'Pilkada Surabaya cuma 1 calon bukti kaderisasi parpol tak berjalan'
Sesuai aturan Pilkada, setiap daerah yang menggelar hajatan lima tahunan itu, harus memiliki minimal dua pasang calon.
Pilwali Surabaya, Jawa Timur, diprediksi memunculkan calon 'boneka' demi menyelamatkan gelaran pilkada yang bakal digelar serentak Desember 2015 mendatang. Sebab, hingga batas akhir pendaftaran kandidat di Komisi Pemilihan Umum (KPU) pada Selasa kemarin (KPU), Kota Pahlawan ini masih dihuni calon tunggal, yaitu Tri Rismaharini-Whisnu Sakti Buana, dari Partai Demokrasi Indonesia Perjuangan (PDIP).
Jika pada perpanjangan waktu pendaftaran nanti, yaitu pada 1 hingga 3 Agustus masih tetap tak satupun calon yang mendaftar, maka Pilwali Surabaya terancam diundur hingga 2017 mendatang.
Sesuai aturan Pilkada, setiap daerah yang menggelar hajatan lima tahunan itu, harus memiliki minimal dua pasang calon. Sementara di Surabaya, baru Risma-Whisnu yang mendaftar. Maka Pilkada serentak untuk kota yang dulu dikenal sebagai Hujung Galuh semasa Kerajaan Jenggala ini, berpotensi diundur 2017, jika masa perpanjangan pendaftaran masih sepi peminat.
Terkait fenomena calon tunggal dan prediksi munculnya calon 'boneka' di Pilwali Surabaya ini, Wakil Ketua Pemuda Demokrat Jawa Timur, Hadi Margo menilai sebagai kemunduran demokrasi di Tanah Air.
Sebab kata dia, Pilkada bukan dalam konteks menang dan kalah, tapi lebih mendorong keberanian calon pemimpin masa depan dalam memberi pelayanan terbaik pada masyarakat.
"Munculnya calon boneka sangat merugikan makna Pancasila. Sebab, kepala daerah merupakan salah satu kaderisasi bagi partai politik, jika tak ada calon lain, maka kaderisasi partai menjadi mandek," terang Hadi Margo, Rabu (29/7).
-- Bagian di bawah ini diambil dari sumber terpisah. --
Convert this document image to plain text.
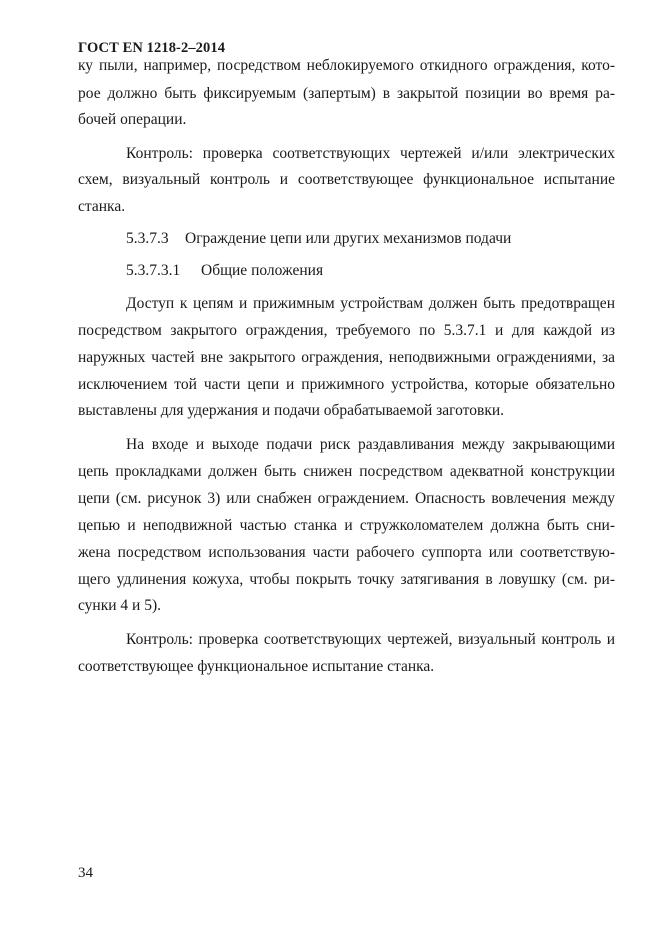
ГОСТ EN 1218-2–2014
ку пыли, например, посредством неблокируемого откидного ограждения, кото-
рое должно быть фиксируемым (запертым) в закрытой позиции во время ра-
бочей операции.
Контроль: проверка соответствующих чертежей и/или электрических
схем, визуальный контроль и соответствующее функциональное испытание
станка.
5.3.7.3 Ограждение цепи или других механизмов подачи
5.3.7.3.1 Общие положения
Доступ к цепям и прижимным устройствам должен быть предотвращен
посредством закрытого ограждения, требуемого по 5.3.7.1 и для каждой из
наружных частей вне закрытого ограждения, неподвижными ограждениями, за
исключением той части цепи и прижимного устройства, которые обязательно
выставлены для удержания и подачи обрабатываемой заготовки.
На входе и выходе подачи риск раздавливания между закрывающими
цепь прокладками должен быть снижен посредством адекватной конструкции
цепи (см. рисунок 3) или снабжен ограждением. Опасность вовлечения между
цепью и неподвижной частью станка и стружколомателем должна быть сни-
жена посредством использования части рабочего суппорта или соответствую-
щего удлинения кожуха, чтобы покрыть точку затягивания в ловушку (см. ри-
сунки 4 и 5).
Контроль: проверка соответствующих чертежей, визуальный контроль и
соответствующее функциональное испытание станка.
34
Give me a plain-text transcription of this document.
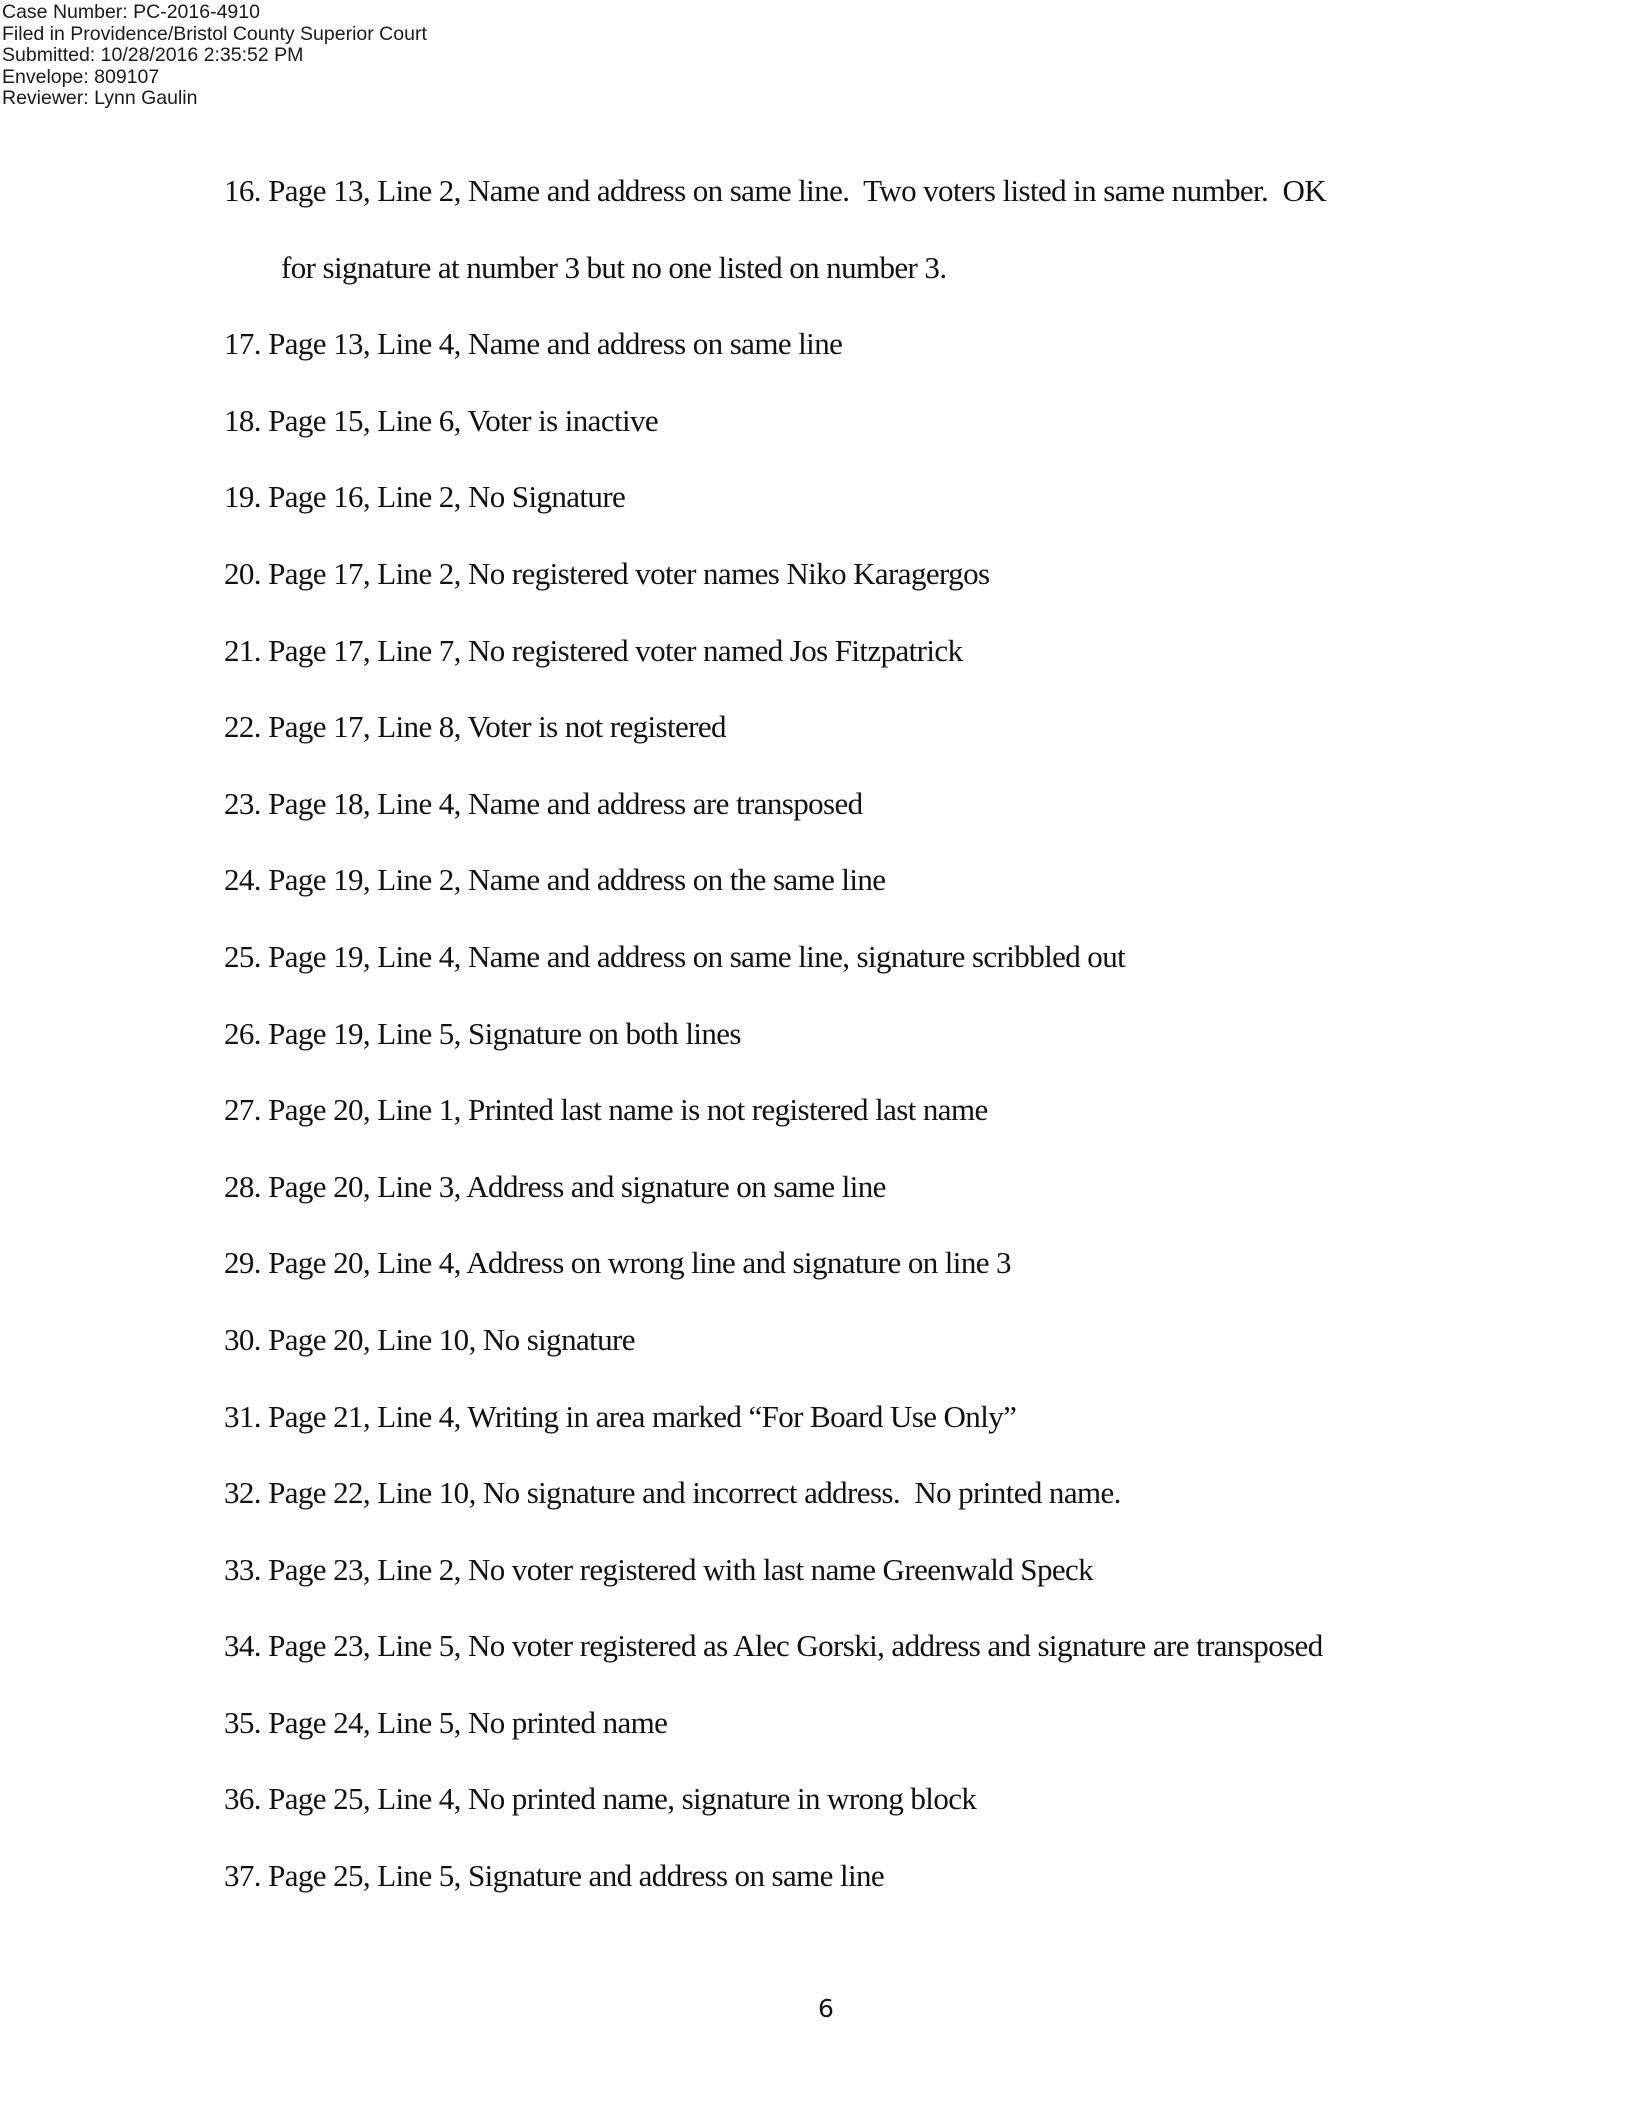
Case Number: PC-2016-4910
Filed in Providence/Bristol County Superior Court
Submitted: 10/28/2016 2:35:52 PM
Envelope: 809107
Reviewer: Lynn Gaulin
16. Page 13, Line 2, Name and address on same line.  Two voters listed in same number.  OK
for signature at number 3 but no one listed on number 3.
17. Page 13, Line 4, Name and address on same line
18. Page 15, Line 6, Voter is inactive
19. Page 16, Line 2, No Signature
20. Page 17, Line 2, No registered voter names Niko Karagergos
21. Page 17, Line 7, No registered voter named Jos Fitzpatrick
22. Page 17, Line 8, Voter is not registered
23. Page 18, Line 4, Name and address are transposed
24. Page 19, Line 2, Name and address on the same line
25. Page 19, Line 4, Name and address on same line, signature scribbled out
26. Page 19, Line 5, Signature on both lines
27. Page 20, Line 1, Printed last name is not registered last name
28. Page 20, Line 3, Address and signature on same line
29. Page 20, Line 4, Address on wrong line and signature on line 3
30. Page 20, Line 10, No signature
31. Page 21, Line 4, Writing in area marked “For Board Use Only”
32. Page 22, Line 10, No signature and incorrect address.  No printed name.
33. Page 23, Line 2, No voter registered with last name Greenwald Speck
34. Page 23, Line 5, No voter registered as Alec Gorski, address and signature are transposed
35. Page 24, Line 5, No printed name
36. Page 25, Line 4, No printed name, signature in wrong block
37. Page 25, Line 5, Signature and address on same line
6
Sejauh ini, keinginan Koalisi Majapahit, yang terdiri dari Gerindra, PKB, PAN, PKS, Golkar dan Demokrat untuk mencari lawan tangguh bagi pasangan petahana Risma-Whisnu, masih belum muncul. Bahkan, bisa dibilang Koalisi Majapahit gagal berkoalisi. Ini jika pada batas akhir perpanjangan pendaftaran masih tak ada pasangan yang muncul.
Sedangkan keinginan kuat memasang calon boneka agar pasangan Risma-Whisnu mendapat lawan, dan Pilwali Surabaya tidak ditunda sampai 2017 seperti bunyi Peraturan KPU Nomor 12 Tahun 2015, bisa dipastikan pilkada di Kota Pahlawan ini merugikan rakyat.
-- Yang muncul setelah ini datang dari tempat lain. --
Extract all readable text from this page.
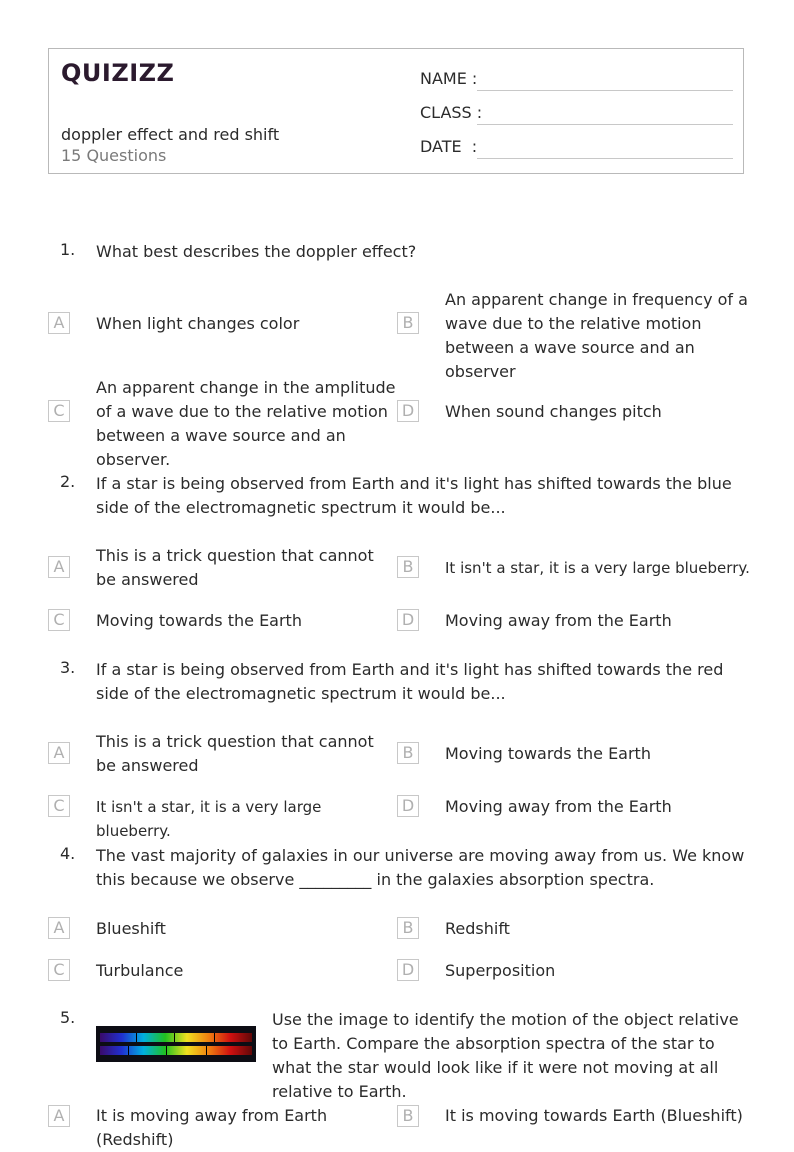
QUIZIZZ
doppler effect and red shift
15 Questions
NAME :
CLASS :
DATE  :
1. What best describes the doppler effect?
A	When light changes color	B
An apparent change in frequency of a wave due to the relative motion between a wave source and an observer
C
An apparent change in the amplitude of a wave due to the relative motion between a wave source and an observer.
D	When sound changes pitch
2. If a star is being observed from Earth and it's light has shifted towards the blue side of the electromagnetic spectrum it would be...
A
This is a trick question that cannot be answered
B	It isn't a star, it is a very large blueberry.
C	Moving towards the Earth	D	Moving away from the Earth
3. If a star is being observed from Earth and it's light has shifted towards the red side of the electromagnetic spectrum it would be...
A
This is a trick question that cannot be answered
B	Moving towards the Earth
C	It isn't a star, it is a very large blueberry.
D	Moving away from the Earth
4. The vast majority of galaxies in our universe are moving away from us. We know this because we observe _________ in the galaxies absorption spectra.
A	Blueshift	B	Redshift
C	Turbulance	D	Superposition
5.	Use the image to identify the motion of the object relative to Earth. Compare the absorption spectra of the star to what the star would look like if it were not moving at all relative to Earth.
A	It is moving away from Earth (Redshift)
B	It is moving towards Earth (Blueshift)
"Kondisi ini menunjukkan, rakyat tidak mempunyai pilihan untuk menentukan siapa pemimpin yang layak memerintah lima tahun ke depan," ungkapnya.
Seperti diketahui, pada hari akhir pendaftaran Selasa kemarin (28), yang ditutup pada pukul 16.00 WIB, dua pasang bakal calon dikabarkan akan mendaftar menjadi lawan tanding Risma-Whisnu. Mereka adalah Syamsul Arifin-Warsito dan Sukoto-Suwandi.
Namun hingga Kantor KPUD Surabaya sepi aktivitas (pendaftaran ditutup) tak satupun yang mendaftar, KPUD Surabaya akhirnya memutuskan memperpanjang pendaftaran selama tiga hari pada 1 hingga 3 Agustus mendatang.